Germany, along with France, is therefore opting for a middle way. The German government suggests a political declaration should be the first step, followed by a military code of conduct, with an agreement on a ban only as the final step. German diplomats believe this multistage approach has a chance of bridging the divides. The hope is that opponents of a ban will sign up to a nonbinding political declaration. Once certain standards have been established, they believe, it will be easier to take the next step towards a mandatory ban under international law.
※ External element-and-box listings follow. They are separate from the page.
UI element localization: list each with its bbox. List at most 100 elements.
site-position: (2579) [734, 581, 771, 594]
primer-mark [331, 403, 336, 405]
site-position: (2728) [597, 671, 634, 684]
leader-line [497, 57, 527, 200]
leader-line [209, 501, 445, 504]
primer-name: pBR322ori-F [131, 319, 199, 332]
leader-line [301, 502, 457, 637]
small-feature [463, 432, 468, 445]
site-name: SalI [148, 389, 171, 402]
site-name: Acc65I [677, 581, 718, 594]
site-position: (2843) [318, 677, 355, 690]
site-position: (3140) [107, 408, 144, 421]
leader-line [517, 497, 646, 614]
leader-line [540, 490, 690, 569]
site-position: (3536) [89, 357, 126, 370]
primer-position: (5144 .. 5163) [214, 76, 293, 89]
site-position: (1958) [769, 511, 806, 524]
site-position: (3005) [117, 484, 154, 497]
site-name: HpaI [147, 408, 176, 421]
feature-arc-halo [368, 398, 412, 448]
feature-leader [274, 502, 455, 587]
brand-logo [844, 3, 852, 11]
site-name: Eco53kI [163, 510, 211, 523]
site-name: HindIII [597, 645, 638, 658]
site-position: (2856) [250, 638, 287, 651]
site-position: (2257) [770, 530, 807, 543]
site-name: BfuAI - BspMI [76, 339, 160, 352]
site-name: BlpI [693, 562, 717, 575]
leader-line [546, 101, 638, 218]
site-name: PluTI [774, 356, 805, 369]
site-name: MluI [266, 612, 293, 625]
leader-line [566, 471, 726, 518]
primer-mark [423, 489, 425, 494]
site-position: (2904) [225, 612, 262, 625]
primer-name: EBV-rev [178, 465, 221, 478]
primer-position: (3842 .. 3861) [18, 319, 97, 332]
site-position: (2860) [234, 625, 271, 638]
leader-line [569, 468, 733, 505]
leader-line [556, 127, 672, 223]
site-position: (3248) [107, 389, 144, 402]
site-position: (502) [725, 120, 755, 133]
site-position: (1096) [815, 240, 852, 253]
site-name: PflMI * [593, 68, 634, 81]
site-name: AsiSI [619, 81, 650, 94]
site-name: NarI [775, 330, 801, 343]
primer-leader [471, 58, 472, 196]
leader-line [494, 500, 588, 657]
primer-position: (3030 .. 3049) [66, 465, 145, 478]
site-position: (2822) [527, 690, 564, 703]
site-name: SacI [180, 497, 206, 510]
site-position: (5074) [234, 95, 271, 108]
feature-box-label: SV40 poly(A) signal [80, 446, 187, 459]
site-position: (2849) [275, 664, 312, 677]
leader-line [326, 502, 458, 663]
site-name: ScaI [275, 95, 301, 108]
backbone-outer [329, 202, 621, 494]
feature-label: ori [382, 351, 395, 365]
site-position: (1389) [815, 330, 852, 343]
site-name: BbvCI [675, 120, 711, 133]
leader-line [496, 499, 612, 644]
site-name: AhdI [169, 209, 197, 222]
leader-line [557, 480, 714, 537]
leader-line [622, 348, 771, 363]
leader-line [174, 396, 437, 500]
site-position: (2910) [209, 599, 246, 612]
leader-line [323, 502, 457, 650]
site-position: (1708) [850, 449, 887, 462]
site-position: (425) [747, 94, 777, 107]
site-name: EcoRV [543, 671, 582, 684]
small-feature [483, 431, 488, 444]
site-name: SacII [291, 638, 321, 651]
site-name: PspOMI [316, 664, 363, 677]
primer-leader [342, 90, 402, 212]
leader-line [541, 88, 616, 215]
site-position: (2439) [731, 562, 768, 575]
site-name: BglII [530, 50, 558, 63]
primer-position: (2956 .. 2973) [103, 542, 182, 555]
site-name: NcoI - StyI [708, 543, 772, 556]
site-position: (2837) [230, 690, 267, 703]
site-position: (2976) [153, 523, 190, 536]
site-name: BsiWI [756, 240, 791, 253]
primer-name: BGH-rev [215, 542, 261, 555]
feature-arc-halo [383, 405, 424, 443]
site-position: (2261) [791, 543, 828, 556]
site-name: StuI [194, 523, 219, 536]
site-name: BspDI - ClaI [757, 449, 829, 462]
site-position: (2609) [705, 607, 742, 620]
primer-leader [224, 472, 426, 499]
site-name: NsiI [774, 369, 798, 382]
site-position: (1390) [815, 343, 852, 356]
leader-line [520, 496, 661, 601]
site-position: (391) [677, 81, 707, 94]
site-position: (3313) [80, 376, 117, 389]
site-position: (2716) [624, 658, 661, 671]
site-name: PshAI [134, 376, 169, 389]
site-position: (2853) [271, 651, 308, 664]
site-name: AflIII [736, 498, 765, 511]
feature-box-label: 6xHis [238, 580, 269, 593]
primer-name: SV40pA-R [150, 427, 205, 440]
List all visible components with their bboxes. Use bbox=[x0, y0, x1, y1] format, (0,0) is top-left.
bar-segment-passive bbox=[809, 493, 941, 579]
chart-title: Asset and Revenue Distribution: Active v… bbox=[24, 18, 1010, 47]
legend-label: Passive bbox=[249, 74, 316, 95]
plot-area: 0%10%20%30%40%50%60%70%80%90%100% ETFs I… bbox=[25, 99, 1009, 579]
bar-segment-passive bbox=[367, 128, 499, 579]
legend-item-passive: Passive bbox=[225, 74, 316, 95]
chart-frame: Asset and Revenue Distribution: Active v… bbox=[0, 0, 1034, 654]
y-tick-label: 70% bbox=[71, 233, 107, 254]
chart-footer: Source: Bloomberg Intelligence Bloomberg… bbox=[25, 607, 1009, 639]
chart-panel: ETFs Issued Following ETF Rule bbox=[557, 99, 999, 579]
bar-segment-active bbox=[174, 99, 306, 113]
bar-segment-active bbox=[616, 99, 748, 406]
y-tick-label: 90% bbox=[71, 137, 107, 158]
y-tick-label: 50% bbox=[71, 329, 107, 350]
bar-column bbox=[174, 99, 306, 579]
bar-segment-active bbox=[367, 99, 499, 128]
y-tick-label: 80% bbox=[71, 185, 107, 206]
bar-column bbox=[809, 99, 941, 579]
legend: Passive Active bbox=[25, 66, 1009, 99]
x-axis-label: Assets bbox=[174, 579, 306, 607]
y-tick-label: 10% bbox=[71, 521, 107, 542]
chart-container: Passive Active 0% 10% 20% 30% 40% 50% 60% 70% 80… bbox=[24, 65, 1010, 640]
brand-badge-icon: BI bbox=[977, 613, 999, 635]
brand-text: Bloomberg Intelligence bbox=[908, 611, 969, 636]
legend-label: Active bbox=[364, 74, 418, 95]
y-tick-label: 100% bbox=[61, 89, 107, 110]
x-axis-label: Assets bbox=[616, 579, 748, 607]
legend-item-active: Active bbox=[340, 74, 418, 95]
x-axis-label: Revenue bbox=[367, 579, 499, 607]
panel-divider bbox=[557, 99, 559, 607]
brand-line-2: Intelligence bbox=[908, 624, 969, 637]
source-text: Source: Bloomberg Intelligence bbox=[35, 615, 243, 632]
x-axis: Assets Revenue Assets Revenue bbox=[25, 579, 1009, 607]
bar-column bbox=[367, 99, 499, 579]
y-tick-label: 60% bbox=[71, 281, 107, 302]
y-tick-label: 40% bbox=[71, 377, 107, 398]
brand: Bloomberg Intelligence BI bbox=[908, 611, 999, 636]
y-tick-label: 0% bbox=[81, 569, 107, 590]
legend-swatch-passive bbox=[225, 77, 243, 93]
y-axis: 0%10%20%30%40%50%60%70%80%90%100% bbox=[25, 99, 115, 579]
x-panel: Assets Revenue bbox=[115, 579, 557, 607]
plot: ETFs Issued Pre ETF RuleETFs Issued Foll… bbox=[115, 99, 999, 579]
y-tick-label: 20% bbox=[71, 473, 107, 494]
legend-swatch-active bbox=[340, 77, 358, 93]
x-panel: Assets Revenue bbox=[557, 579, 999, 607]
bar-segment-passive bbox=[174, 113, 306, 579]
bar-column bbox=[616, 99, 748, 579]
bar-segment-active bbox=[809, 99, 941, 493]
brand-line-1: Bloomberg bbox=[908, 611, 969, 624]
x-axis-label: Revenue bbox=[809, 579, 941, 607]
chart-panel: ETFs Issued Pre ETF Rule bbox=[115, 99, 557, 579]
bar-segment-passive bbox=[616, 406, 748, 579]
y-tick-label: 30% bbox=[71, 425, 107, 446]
The activists from the "Stop Killer Robots" campaign don't share this view. They're demanding that Germany, as a big and important European country, take on a leadership role and support an immediate ban. Thomas Küchenmeister believes other countries would then join in. "If the German government wants these weapons proscribed, it should show this — and that means taking responsibility."
Time is running out
On one thing, though, both diplomats and activists agree: Time is running out. This is also the view of the renowned American computer scientist Stuart Russell, who has been researching artificial intelligence for 35 years. He was the one who had the idea for the film "Slaughterbots." A scenario like this can still be stopped, Russell warns, "but the window is closing fast.” Armies are already experimenting with swarms of drones, while others, including the German Bundeswehr, are developing weapons to defend against them. If the discussions in Geneva fail to make progress, Küchenmeister prophesies that pressure from civil society will grow. An agreement on banning autonomous weapons could then be made outside of the UN, as happened in the fight against landmines. The international campaign to outlaw landmines was awarded the Nobel Peace Prize in 1997.